The reliable pattern in downturns is for African American and Hispanic conditions to deteriorate faster than that of whites. But over the past two months, the changes by race were roughly comparable (though worse for Hispanics) as shown in the table below showing how much unemployment rates have risen and employment rates have fallen since the crisis began by for workers. There are at least two explanations for this unusual, relatively equal pattern. It may be that because Black and brown workers are disproportionately in essential services, their jobless rate was slightly insulated. For example, one of the only sectors that added jobs last months was jobs in “warehouse clubs and supercenters,” which disproportionately employ non-whites, at least in non-managerial positions.
But more likely is the fact that force of the massive demand contraction is, for now, overwhelming the historical racial patterns. My strong prediction is that this will change in coming months and the usual racial disparities will resurface.
BLS does not break out underemployment by race. In a forthcoming paper with Janelle Jones, we estimate this rate, based on historical relationships. Based on that estimate, we predict black underemployment was 33 percent last month, the Hispanic rate was 32 percent and the white rate with 19 percent.
Jones and I argue that these quickly deteriorating conditions must be considered in light of the devastating, disproportionate impact of the virus on the black community, a function of the structural racism that is putting African African’s at uniquely high risk of illness and death. Brookings fellow Rashawn Ray summarizes this tragedy: “There is a saying — ‘When America catches a cold, Black people get the flu.’ Well, in 2020, when America catches coronavirus, Black people die.” Correlates of this outcome — what epidemiologists call comorbidities—include neighborhood density and safety, diminished health-care access, exposure to pollutants and more.
Even what looks like a piece of good news in today’s report is deceptive. Wages rose 4.7 percent over the month and 7.9 percent since last April, a notably higher growth rate than their previous trend of around 3 percent. But the spike occurred not because those who stayed on the job got big wage increases but because lower wage workers dropped out of the job market. Imagine a job market with three workers who earn $6, $10, and $20 per hour. The average wage is 36/3 or $12 per hour. If the $6/hour worker loses her job, the average rises to $15 per hour (30/2), a 25 percent increase. This is analogous to what happened in April.
One question today’s report begs is: what’s next? Is this the bottom of the labor market trough?
It almost surely is not. Forthcoming reports are unlikely to be this negative, but, even as some commerce is slowing coming back online, payroll numbers will likely carry a negative handle for months to come as layoffs exceed hires. Most forecasts, for what they’re worth in this unique and thus hard-to-model moment, have unemployment peaking in the third quarter of this year.

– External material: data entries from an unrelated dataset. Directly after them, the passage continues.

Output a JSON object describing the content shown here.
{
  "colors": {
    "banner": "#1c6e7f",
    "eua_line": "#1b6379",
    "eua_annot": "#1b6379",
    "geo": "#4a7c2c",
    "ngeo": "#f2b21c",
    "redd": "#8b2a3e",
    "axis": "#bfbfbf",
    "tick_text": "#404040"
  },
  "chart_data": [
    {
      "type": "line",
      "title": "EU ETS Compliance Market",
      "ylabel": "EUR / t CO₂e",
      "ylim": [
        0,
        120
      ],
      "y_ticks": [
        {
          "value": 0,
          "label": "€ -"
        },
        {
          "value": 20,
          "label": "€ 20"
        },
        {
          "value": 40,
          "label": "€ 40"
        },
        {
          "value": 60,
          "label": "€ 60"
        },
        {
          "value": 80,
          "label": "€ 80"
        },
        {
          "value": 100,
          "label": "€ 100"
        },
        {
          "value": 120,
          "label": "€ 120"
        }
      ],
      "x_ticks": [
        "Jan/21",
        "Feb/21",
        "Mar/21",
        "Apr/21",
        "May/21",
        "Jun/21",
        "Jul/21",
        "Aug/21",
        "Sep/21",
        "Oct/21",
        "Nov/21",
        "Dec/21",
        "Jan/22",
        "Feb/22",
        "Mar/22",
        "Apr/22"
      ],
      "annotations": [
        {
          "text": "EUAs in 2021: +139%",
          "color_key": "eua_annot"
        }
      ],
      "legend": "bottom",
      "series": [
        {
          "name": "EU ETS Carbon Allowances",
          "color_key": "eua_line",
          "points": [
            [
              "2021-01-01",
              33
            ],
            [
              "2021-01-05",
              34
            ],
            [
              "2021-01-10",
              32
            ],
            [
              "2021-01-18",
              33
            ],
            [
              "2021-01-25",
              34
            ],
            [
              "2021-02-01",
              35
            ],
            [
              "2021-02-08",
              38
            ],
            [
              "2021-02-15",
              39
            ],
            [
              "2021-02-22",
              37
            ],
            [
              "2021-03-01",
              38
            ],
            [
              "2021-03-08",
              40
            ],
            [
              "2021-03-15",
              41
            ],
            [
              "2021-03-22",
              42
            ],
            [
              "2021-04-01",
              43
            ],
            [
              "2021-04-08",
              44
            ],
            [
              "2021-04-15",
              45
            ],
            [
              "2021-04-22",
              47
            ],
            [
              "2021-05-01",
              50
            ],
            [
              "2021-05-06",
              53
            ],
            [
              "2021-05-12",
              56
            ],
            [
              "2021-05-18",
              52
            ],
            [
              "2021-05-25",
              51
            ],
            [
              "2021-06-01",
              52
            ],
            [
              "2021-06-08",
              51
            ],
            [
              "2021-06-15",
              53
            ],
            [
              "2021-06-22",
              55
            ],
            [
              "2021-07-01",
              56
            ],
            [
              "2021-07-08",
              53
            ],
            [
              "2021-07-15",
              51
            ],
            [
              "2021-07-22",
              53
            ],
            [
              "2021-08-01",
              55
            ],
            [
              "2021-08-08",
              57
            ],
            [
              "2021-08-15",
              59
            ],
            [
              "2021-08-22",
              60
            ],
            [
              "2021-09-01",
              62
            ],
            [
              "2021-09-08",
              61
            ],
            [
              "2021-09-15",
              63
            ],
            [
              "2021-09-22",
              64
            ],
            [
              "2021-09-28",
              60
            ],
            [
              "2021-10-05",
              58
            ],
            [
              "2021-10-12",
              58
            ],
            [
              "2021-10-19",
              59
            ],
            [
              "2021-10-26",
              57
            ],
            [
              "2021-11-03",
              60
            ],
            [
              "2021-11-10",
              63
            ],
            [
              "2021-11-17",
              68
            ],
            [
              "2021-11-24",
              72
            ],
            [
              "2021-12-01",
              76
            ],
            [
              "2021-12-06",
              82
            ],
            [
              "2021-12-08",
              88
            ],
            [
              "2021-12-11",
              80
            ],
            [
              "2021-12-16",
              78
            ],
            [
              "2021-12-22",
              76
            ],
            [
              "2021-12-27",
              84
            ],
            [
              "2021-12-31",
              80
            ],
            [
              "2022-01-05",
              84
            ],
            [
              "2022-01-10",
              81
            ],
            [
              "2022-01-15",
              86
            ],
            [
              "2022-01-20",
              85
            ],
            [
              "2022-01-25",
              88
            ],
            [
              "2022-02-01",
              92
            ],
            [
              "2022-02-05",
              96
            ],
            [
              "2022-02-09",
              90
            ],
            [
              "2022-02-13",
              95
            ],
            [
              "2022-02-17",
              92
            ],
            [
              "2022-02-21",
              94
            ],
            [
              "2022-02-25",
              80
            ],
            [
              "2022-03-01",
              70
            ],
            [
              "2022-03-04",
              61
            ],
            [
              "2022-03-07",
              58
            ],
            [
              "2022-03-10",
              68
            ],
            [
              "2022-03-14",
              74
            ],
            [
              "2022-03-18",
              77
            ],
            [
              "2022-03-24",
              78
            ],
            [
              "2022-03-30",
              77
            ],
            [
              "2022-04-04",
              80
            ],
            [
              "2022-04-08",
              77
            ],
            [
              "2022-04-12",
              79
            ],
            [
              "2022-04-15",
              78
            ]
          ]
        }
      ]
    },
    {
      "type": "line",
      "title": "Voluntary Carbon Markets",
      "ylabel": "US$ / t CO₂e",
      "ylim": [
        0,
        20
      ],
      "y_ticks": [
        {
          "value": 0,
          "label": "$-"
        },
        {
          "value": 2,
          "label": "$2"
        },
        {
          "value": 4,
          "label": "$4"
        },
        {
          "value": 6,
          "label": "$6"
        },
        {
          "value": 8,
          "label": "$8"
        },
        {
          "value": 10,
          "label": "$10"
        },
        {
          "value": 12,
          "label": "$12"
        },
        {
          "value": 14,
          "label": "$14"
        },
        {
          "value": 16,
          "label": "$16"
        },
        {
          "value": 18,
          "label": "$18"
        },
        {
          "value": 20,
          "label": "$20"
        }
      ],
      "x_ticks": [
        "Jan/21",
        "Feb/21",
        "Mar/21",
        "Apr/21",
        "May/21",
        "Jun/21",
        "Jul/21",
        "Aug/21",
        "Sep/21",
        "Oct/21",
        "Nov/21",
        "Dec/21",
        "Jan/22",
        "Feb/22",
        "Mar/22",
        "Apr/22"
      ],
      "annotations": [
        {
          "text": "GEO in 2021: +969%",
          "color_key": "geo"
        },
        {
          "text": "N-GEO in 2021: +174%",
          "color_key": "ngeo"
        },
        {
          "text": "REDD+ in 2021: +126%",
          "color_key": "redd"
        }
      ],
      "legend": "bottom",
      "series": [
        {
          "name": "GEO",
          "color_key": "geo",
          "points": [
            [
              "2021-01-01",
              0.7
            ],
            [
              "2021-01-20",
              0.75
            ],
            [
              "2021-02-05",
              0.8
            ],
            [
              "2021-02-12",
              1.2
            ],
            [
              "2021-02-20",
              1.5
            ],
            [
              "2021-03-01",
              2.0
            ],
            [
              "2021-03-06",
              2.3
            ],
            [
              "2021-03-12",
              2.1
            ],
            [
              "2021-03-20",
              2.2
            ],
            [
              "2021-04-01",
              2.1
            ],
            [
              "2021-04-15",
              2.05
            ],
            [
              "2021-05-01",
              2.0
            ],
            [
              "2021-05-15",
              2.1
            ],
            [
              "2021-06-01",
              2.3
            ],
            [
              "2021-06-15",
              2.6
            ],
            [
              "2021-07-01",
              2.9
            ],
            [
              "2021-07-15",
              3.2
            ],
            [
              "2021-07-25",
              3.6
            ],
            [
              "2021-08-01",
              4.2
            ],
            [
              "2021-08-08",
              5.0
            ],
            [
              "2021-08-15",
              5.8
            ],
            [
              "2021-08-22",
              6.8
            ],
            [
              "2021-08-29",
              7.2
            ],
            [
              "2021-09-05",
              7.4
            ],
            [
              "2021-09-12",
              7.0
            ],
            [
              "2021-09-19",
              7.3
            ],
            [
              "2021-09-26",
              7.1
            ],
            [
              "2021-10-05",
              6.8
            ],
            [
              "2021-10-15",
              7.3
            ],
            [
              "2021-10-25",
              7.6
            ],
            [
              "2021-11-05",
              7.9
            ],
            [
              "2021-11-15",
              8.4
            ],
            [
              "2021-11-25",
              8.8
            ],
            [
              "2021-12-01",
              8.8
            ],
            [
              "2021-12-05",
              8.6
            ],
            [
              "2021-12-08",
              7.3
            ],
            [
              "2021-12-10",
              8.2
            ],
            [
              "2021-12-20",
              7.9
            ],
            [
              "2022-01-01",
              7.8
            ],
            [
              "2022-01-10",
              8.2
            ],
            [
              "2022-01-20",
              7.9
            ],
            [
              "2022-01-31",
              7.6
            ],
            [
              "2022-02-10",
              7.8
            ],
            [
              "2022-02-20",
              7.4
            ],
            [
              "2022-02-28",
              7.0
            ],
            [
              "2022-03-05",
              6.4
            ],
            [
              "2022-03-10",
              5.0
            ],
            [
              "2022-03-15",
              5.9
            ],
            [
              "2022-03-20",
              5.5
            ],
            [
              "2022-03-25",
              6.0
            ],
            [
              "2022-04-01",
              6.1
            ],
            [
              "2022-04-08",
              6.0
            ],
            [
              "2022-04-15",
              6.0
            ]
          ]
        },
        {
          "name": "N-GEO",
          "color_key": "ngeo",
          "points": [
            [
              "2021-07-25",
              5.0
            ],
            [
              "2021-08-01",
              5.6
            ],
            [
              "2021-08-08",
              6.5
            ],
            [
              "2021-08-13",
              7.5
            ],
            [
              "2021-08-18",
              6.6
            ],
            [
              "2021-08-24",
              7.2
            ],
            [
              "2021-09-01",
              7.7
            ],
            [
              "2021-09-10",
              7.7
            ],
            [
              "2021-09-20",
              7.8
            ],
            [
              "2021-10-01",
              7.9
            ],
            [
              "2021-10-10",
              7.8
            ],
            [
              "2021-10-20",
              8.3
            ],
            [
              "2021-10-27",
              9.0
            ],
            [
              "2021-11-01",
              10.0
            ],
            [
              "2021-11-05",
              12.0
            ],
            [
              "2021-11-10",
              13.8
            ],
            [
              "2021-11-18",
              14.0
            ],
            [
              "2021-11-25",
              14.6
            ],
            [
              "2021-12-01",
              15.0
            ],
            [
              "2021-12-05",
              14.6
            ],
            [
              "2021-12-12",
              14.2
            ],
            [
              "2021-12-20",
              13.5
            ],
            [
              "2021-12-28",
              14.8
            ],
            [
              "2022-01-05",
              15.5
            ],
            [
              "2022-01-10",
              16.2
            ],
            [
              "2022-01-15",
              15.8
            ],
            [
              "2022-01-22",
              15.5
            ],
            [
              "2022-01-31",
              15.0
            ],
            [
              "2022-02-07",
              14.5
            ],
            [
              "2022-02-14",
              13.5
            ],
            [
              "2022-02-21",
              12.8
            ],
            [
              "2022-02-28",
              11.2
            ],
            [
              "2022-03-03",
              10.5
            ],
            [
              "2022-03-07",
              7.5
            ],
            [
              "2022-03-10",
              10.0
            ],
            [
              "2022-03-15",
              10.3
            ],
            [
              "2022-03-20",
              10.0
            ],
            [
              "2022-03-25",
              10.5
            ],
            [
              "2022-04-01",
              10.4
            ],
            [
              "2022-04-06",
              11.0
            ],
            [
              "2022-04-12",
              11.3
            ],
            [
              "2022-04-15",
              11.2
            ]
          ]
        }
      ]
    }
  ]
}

That said, one relatively hopeful number in the report is that out of 23 million unemployed, 18 million are on temporary layoff, meaning they still retain some connection to work. However, that connection will fray the longer the downturn last, yet another reason to implement for more rigorous testing and tracing than has heretofore occurred.
But for now, we’ve yet to see the bottom of this cycle. If anything positive comes out of the undeniable disaster that is this jobs report, it will be that it forces Congress to revisit the urgency they appeared to understand earlier in the crisis and quickly get back to administering the necessary economic relief. Just as critical, we need the Trump administration to finally set forth a coherent virus-control plan to get to the other side of the crisis, but I recognize that the likelihood of that occurring is diminishingly small.